I would consider my mother to be a doomsday prepper. This means that she is always preparing for the end of the world or some kind of event that disrupts daily life. In 2012, there was a mass scare that the world was going to end in December. My mother was so confident in this idea that she moved her entire family out to a farm in Elburn and began the process of a sustainable lifestyle. When 2012 turned into 2013 without any kind of disruptions, my mother chalked it up to being safe rather than sorry. So when COVID-19 started to hit the United States, my mom was more than ready.

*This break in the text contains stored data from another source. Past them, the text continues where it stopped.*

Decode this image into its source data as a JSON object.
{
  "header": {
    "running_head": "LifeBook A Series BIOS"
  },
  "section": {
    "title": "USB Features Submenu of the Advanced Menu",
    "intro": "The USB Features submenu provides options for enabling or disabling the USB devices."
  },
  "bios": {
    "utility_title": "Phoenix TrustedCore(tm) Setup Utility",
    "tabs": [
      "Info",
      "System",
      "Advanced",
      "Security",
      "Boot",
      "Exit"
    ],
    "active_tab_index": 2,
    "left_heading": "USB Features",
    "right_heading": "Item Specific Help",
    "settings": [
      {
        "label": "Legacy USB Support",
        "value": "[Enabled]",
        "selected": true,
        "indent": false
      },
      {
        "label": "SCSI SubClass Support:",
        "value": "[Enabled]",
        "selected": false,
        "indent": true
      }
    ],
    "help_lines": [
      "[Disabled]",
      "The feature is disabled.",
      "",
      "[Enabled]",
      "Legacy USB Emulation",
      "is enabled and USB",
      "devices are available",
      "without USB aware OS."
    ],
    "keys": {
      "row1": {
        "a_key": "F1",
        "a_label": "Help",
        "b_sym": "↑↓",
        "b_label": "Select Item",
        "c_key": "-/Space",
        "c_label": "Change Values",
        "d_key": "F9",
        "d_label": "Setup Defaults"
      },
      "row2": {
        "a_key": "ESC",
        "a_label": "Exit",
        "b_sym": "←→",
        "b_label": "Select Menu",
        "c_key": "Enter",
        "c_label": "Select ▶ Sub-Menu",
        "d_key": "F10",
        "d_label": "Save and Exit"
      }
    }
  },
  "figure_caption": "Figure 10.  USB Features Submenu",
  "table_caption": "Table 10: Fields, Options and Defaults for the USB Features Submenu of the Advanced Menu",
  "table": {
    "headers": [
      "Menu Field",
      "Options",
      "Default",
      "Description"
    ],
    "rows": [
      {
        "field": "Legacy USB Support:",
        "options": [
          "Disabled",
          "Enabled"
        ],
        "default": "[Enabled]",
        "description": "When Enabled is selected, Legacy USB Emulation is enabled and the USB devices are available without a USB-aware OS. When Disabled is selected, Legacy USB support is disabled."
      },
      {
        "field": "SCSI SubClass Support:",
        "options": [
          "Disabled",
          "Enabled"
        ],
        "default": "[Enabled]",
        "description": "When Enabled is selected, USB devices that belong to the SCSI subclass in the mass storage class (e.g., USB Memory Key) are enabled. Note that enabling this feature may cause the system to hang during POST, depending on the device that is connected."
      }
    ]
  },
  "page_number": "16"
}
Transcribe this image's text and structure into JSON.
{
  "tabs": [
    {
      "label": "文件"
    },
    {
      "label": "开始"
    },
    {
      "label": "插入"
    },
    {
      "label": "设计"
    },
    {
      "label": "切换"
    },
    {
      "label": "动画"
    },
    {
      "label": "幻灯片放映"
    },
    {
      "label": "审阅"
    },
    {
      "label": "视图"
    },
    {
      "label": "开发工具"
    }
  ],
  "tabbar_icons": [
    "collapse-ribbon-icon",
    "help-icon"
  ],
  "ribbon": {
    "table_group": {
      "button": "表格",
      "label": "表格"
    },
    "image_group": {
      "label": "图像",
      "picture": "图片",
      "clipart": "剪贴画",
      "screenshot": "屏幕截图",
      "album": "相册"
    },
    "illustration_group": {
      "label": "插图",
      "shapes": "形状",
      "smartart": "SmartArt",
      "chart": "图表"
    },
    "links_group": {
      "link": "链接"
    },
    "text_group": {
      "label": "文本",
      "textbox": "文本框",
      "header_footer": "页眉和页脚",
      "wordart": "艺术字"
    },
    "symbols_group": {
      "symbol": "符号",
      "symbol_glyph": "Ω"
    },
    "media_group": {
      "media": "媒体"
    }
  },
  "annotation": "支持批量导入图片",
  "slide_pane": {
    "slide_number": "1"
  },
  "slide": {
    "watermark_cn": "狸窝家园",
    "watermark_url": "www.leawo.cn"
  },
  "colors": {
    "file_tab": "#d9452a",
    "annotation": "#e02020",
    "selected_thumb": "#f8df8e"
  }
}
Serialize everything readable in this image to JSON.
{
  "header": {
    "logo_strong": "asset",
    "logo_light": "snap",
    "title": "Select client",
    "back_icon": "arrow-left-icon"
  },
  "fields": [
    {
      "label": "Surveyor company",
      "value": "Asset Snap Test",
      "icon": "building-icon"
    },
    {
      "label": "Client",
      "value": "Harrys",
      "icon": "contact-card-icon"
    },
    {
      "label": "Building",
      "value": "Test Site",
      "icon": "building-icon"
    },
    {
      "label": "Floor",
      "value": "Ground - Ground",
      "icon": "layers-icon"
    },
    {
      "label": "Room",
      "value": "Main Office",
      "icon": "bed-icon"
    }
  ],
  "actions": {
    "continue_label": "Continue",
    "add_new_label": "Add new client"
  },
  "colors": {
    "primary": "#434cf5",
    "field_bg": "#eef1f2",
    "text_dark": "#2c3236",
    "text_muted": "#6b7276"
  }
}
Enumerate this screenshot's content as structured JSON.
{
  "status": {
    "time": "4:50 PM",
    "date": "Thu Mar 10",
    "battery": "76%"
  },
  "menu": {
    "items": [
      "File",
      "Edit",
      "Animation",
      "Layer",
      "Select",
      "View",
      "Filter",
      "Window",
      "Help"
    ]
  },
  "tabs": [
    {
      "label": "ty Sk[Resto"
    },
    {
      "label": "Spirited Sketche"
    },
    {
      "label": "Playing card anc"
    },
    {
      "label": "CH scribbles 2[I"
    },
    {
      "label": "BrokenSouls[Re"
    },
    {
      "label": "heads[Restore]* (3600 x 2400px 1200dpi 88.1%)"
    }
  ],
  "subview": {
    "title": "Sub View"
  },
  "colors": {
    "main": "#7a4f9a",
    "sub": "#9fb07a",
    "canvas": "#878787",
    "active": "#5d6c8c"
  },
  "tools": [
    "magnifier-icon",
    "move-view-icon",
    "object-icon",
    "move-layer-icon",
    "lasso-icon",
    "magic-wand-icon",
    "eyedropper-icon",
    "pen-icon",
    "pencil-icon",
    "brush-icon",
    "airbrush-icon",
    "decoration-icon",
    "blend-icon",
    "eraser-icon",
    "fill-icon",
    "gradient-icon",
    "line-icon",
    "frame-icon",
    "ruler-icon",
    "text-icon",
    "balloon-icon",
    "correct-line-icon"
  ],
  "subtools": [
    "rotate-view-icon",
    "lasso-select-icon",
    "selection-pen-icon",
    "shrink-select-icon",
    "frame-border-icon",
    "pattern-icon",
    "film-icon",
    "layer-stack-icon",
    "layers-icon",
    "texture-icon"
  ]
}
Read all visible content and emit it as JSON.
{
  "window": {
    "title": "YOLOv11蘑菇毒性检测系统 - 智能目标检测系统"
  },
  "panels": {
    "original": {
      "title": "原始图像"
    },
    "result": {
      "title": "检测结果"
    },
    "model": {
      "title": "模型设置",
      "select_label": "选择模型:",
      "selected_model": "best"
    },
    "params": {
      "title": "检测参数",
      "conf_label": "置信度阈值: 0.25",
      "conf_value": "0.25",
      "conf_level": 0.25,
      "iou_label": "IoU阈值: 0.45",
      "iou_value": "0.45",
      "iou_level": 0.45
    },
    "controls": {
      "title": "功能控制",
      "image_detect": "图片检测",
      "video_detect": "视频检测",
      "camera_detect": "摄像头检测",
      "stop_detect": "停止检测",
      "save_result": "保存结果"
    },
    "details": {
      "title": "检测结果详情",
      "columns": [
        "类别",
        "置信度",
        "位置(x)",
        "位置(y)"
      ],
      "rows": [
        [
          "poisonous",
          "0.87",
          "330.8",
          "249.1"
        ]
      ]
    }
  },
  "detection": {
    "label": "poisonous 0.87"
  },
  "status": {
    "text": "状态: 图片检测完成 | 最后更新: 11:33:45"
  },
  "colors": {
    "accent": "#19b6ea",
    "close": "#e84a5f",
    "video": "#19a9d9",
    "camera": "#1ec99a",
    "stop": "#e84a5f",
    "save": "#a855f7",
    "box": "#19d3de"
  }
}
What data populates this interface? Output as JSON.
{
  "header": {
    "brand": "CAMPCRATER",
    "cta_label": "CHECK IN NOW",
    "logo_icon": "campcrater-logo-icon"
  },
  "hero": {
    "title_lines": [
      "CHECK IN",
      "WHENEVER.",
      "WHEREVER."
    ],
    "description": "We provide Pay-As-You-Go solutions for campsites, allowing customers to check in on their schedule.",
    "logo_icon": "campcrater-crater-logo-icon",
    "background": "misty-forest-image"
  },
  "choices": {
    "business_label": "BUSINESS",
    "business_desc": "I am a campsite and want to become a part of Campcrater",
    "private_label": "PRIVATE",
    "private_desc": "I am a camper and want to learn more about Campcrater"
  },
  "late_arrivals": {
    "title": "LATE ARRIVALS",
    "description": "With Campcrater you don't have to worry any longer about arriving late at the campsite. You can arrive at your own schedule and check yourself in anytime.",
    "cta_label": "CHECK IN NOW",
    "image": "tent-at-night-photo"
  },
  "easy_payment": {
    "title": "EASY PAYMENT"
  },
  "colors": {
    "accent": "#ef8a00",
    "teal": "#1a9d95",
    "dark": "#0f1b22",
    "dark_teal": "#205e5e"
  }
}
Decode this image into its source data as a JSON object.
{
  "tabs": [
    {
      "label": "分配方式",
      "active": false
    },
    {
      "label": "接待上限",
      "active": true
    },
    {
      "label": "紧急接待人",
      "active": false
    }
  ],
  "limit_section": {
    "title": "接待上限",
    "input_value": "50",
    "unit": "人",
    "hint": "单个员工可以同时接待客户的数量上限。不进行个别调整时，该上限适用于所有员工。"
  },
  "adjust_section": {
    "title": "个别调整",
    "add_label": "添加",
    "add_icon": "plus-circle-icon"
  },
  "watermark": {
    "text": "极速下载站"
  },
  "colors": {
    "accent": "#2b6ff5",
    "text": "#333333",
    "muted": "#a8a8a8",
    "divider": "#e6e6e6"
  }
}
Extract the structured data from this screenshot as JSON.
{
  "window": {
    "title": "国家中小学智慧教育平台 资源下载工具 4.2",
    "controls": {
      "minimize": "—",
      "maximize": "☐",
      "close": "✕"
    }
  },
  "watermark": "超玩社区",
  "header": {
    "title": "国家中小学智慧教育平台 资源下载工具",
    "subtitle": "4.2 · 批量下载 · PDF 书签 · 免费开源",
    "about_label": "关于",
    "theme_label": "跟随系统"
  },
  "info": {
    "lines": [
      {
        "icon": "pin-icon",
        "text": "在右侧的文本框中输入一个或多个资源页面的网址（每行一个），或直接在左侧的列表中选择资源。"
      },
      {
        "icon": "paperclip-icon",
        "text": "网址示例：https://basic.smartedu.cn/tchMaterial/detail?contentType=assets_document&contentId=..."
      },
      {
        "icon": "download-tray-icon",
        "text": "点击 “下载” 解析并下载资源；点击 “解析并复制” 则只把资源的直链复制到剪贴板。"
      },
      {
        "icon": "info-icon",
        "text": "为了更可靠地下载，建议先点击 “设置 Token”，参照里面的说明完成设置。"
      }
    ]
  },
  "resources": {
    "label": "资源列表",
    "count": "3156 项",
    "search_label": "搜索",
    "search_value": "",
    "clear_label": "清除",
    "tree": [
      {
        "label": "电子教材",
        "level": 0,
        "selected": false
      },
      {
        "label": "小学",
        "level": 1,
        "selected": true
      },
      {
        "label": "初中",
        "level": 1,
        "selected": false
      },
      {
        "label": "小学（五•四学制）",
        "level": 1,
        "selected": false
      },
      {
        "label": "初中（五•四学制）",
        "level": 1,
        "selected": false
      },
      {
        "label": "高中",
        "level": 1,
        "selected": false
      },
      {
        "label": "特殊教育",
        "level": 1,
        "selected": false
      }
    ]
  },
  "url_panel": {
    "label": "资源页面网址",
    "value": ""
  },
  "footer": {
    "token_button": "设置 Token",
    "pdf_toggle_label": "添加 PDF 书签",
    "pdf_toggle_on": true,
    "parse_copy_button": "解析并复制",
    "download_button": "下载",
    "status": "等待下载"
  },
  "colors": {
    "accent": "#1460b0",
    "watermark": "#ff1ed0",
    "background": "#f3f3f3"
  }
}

Before March even started there was already a small supply of groceries crowding our basement. The week before school was cancelled, my mom was arguing with my dad about keeping us home. By March 19, my brothers were told they weren’t allowed to leave the house. I was able to go to school because I had tests to take that Friday. Since then, our doors have been sealed. No one is allowed in or out. The two small exceptions have been a trip to Jewel for coffee creamer and when I have had to go to work. Both were surrounded by a series of arguments and lectures on how to stay safe and clear of any kind of human contact. It feels like I’m living in a zombie apocalypse film.
The first few days in self-quarantine just felt like an extended weekend. I spent most of the day watching Netflix and scrolling on my phone. By day four I was anxious and pacing my house. I found everything my family did irritating, and I kept getting into fights with them. I spent day five alone in my room. I thought that my mom was a psychopath for keeping me home while all of my friends were still hanging out. On day six we got a call from my grandad, and then another call from my uncle. Both of them had been in contact with someone who had coronavirus. When my grandad called, he was in the middle of Walgreens getting medication; he had to stop the conversation because he began coughing so hard he couldn’t breathe. Then we learned that New York and California were going on lockdown. Suddenly, my mom wasn’t crazy. We didn’t have to worry about running out of supplies because she had already stocked up. None of us were at risk of illness because we had no human contact. We weren’t scared for a lockdown because we had been living in one.
Over the past seven days I have watched more Netflix than I thought possible, raised my phone’s screen time by 56%, read books on my shelf I never planned on getting to and completely reorganized my bedroom. While I was pointing fingers at my mother and calling her psycho, she was easing our family into a new lifestyle. For the next few weeks, isolation is going to be the norm. My mom made sure that we were ready for this change. Did yours?